We seek to improve the investment decisions of investors who talk to us relative to those who don't.
- The absolute return investment philosophy makes sense while the relative return investment philosophy does not.
- Active risk management is the key to "absolute returns" (i.e. long-term positive compounding of capital) and therefore the key discipline in investment management.
- Large losses kill the rate at which capital compounds and are not good for one's financial and mental health. All investors are loss averse, not risk averse.
- Active risk management is a craft, neither a science nor an art. The first principle of risk management is "learning by doing," i.e. experience matters.
- Most of the risk management literature is about risk measurement, rather than risk management. Risk management is about responsibility, not models.
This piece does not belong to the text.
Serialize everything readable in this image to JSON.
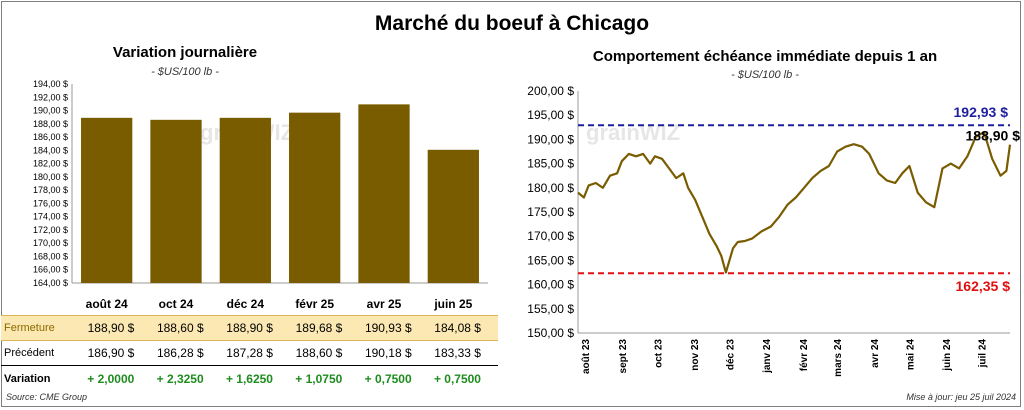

- Most of the risk management literature is focused on risk and volatility, rather than uncertainty. Investors need to get compensated for bearing uncertainty.
- Active risk management and continuous investment success is difficult. We are sceptical of all the academic research suggesting otherwise.
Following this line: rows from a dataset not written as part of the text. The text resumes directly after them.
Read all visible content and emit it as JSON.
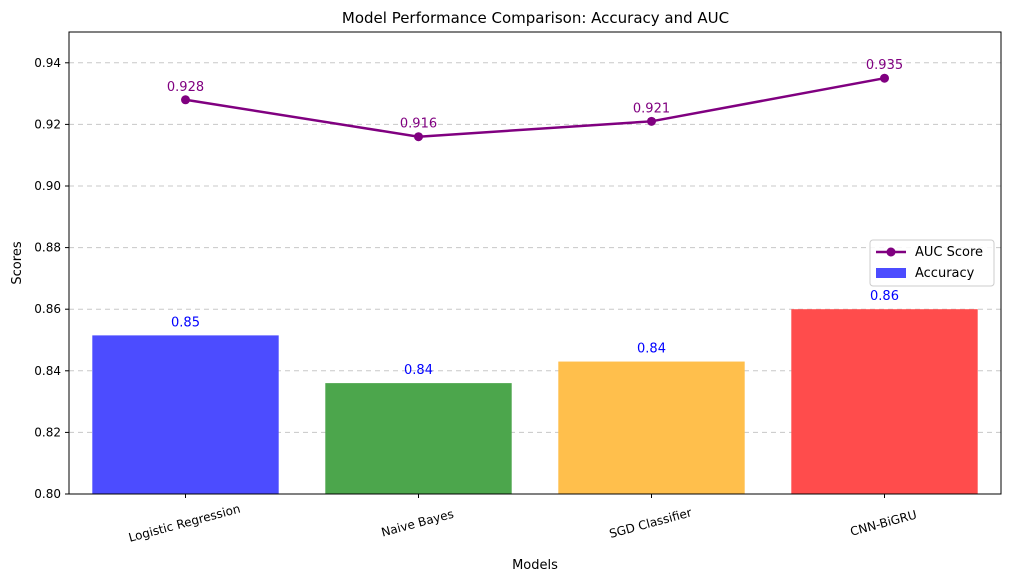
{
  "chart_data": {
    "type": "bar",
    "title": "Model Performance Comparison: Accuracy and AUC",
    "xlabel": "Models",
    "ylabel": "Scores",
    "ylim": [
      0.8,
      0.95
    ],
    "yticks": [
      "0.80",
      "0.82",
      "0.84",
      "0.86",
      "0.88",
      "0.90",
      "0.92",
      "0.94"
    ],
    "ytick_values": [
      0.8,
      0.82,
      0.84,
      0.86,
      0.88,
      0.9,
      0.92,
      0.94
    ],
    "grid": "horizontal-dashed",
    "legend_position": "right",
    "categories": [
      "Logistic Regression",
      "Naive Bayes",
      "SGD Classifier",
      "CNN-BiGRU"
    ],
    "series": [
      {
        "name": "Accuracy",
        "type": "bar",
        "values": [
          0.8515,
          0.836,
          0.843,
          0.86
        ],
        "labels": [
          "0.85",
          "0.84",
          "0.84",
          "0.86"
        ],
        "colors": [
          "#4c4cff",
          "#4ca64c",
          "#ffbf4c",
          "#ff4c4c"
        ],
        "legend_color": "#4c4cff",
        "label_color": "#0000ff"
      },
      {
        "name": "AUC Score",
        "type": "line",
        "values": [
          0.928,
          0.916,
          0.921,
          0.935
        ],
        "labels": [
          "0.928",
          "0.916",
          "0.921",
          "0.935"
        ],
        "color": "#800080",
        "label_color": "#800080"
      }
    ]
  }
}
- Markets might or might not be forecastable; active risk management is doable and worthwhile in any case.
- Many axioms in economics and finance (rational expectations, efficient and complete markets, etc.) are wrong and expensive to investors and the system alike.
- Knowledge, understanding, insight, perspective, and, ideally, applied wisdom improves the quality of investment decisions; more granular data does not.
- When it comes to understanding, most of the detail simply does not matter. Common sense trumps minutia.
- Yes, the devil is in the detail. But if you get the big picture wrong, you need not worry about detail.
- Leonardo da Vinci hit the proverbial nail on its head: "Simplicity is the ultimate sophistication."